En nuestras casas hay que hacer descacharreo, hay cosas que estorban, que sobran y hasta son nocivas. Ayúdanos Madre que podamos deshacernos y remover el mal humor, los malos modos y los malos tratos, las violencias y las agresiones, las adicciones y los egoísmos, las injusticias y la soberbia, la corrupción y la impunidad. En los dirigentes políticos y en las comunidades de fe, a veces, se percibe que quedan enmarañados en internismos; otras, movidos por intereses mezquinos, por un puestito o por unos mangos, se olvidan del bien común y de los valores humanos y cristianos.
En nuestras casas faltan muchas cosas, como en las bodas de Cana, tú Virgen María las adviertes: hay carencias y hambre de pan, cultura, trabajo, verdad, libertad, sentido de la vida; no hay siempre amor, reconciliación y alegría; muchos padecen enfermedades del cuerpo y del alma. Que en ningún hogar falte lo necesario y lo importante para vivir con dignidad y crecer en humanidad.

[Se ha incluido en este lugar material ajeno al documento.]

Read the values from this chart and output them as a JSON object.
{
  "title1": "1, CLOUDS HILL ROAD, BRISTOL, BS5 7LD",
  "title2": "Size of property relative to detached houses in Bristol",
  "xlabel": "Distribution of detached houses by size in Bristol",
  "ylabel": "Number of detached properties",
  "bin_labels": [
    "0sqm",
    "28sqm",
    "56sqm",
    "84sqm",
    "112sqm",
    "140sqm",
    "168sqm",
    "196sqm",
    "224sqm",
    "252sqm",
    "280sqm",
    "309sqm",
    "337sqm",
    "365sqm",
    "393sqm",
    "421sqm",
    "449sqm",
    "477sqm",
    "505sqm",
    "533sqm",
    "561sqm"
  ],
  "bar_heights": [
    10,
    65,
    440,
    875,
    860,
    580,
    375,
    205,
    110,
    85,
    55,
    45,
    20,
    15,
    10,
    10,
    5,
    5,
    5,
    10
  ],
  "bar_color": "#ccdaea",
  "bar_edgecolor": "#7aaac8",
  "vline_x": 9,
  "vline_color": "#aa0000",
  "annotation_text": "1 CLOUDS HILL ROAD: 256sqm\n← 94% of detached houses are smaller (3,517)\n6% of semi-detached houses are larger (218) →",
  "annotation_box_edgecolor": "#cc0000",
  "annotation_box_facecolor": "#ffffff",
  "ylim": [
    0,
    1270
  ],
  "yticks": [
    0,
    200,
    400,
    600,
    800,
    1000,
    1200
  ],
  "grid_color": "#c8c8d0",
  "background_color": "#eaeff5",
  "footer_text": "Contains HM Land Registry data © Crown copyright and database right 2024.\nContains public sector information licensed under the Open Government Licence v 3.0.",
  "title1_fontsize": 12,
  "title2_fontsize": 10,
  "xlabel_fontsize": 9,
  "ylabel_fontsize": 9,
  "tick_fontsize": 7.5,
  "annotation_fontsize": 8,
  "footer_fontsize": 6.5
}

Virgen de Huachana, aquí estamos juntos a ti, danos tu envión y cólmanos de esperanza para ser servidores del Evangelio de la Vida y de la Alegría, queremos volvernos a poner de pie y a reanudar el camino, no huir ni quedarnos en la nostalgia, contigo sabemos que atravesaremos la Cruz para alcanzar la luz de un nuevo día.
Que al partir el pan reconozcamos a Jesucristo presente en medio nuestro y nos reconozcamos como miembros de su cuerpo y de su familia. Esta noche inúndanos con tu luz que desde Huachana y desde hace 200 años se derrama sobre tantos lugares y comunidades de nuestra Diócesis de Añatuya y del país. Como vos nos queremos jugar siempre por la vida; ser custodios de la casa común, en estos montes tantas veces depredados; contribuir a reconstruir una sociedad más igualitaria, solidaria y fraterna en justicia y paz.
¡Tú eres nuestra y nosotros somos tuyos!